Oh yeah, that plus headaches. PLEASE no more headaches. And if I might be so bold as to add one more big wish without being greedy . . . it would be so, so nice to have my head and face and vision feel halfway normal again. Not dizzy-heavy-spacey-numb-can't-even-feel-myself-when-I-eat-or-breathe-or-bite-or-rub.
I am the single parent of three wonderful children, and I would give anything to be the parent they deserve. If I could read them a story without falling asleep on the first page, help with homework, play games with my eager son who has no memory of me without a wheelchair in our life, just do any normal kid-parent things. Even hugging is planned so I won't get hurt or fall over. That's tough to explain to a loving little boy.

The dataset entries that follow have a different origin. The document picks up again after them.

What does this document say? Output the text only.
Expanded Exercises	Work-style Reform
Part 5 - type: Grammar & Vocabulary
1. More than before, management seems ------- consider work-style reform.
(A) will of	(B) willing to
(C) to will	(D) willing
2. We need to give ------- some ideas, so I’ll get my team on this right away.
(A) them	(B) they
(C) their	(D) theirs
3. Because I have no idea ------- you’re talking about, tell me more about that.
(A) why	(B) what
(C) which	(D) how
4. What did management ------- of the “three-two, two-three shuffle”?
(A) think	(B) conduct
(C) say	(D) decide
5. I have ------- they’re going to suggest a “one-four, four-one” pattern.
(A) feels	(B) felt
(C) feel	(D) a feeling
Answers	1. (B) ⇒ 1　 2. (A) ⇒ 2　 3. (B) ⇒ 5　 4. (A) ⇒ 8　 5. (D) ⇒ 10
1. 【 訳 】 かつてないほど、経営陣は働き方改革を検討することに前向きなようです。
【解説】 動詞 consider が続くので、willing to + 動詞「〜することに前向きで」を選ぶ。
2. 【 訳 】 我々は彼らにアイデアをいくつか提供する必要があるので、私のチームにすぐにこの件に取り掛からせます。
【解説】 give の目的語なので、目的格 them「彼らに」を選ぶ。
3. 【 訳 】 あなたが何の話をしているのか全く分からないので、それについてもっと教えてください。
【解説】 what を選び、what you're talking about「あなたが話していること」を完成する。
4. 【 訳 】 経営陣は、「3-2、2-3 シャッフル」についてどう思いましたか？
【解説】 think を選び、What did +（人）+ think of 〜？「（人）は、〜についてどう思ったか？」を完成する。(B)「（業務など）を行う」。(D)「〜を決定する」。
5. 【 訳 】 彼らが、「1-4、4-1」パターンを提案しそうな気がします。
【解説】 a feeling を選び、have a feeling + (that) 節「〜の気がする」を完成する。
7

Hmmmm. I just read this over, and it looks to me like my most pressing symptoms are head-related -- the feeling like I might explode if I lean too far forward, being so unbalanced, vision, confusion, various cranial nerve problems, etc. Migraines too. I also have a venous angioma and seizures. Maybe a simple head transplant would do it.
drbart wrote:drsclafani wrote:how can i explain these abrupt changes.? we can all guess cant we. perhaps myelin transmission needs certain amount of blood flow,oxygen pressure reduction, cleansing for improved function. Your guess is as good as mine at this point. Like i keep saying we are just beginning an age of discovery.
do you see a pattern that would lead you to expectations about abrupt improvements? the easy things to imagine would be type of MS, length of disease, etc.
i'm wondering though about the importance of "little veins", ones that MR can't images at 1.2mm and you can't get at with a catheter.
is there enough of a pattern of brain/spinal lesions that would lead you to expect things more specific than spinal -> azygos?
the correlation between CCSVI and MS seems so high, that it might be the people who don't see dramatic changes are the most interesting cases. they may have just as serious an issue with blockage, but at a finer grain.
Cece wrote:how about this: are you planning on directly measuring oxygenation levels? Or has Dr. Zamboni done this?
Here is what I'm finding:Intravascular Jugular Bulb Venous Oxygen Saturation
Another method of measuring cerebral oxygenation, jugular venous oxygen saturation (SjO2) monitoring, has been used since the 1980s. Considerable research has been conducted with the SjO2 monitoring system. Monitoring of SjO2 involves use of a fiber-optic catheter, typically 5.5 french in size, placed retrograde in one of the internal jugular (IJ) veins (Fig. 5). It is tunneled up the IJ vein against blood flow toward the brain. The catheter is placed so the tip of the catheter is level with the mastoid air cells or approximately at the jugular bulb of the IJ vein (Coplin et al., 1998; Feldman & Robertson, 1997). The fiber-optic catheter measures the oxygen saturation of hemoglobin as it exits the cerebral circulation in the IJ vein and provides a continuous reading of venous oxygen saturation.
The SjO2 monitoring approach has been fairly well studied. The normal range of SjO2, confirmed in a study of healthy young men, is 55%-71% (Feldman & Robertson, 1997). Most users establish the normal SjO2 range at 55%-75%. Lower SjO2 is a cause for concern; a value below 55% reflects a state of ischemia in which oxygen delivery is compromised or oxygen consumption exceeds the supply of oxygen delivered to the brain. The low state must be treated promptly to avoid poor outcome (Nemani & Manley, 2004)
Part of the theory is that reflux is causing low oxygenation, but if this can be quantified, I would consider that powerful evidence. I am thinking measurements pre- and post-ballooning.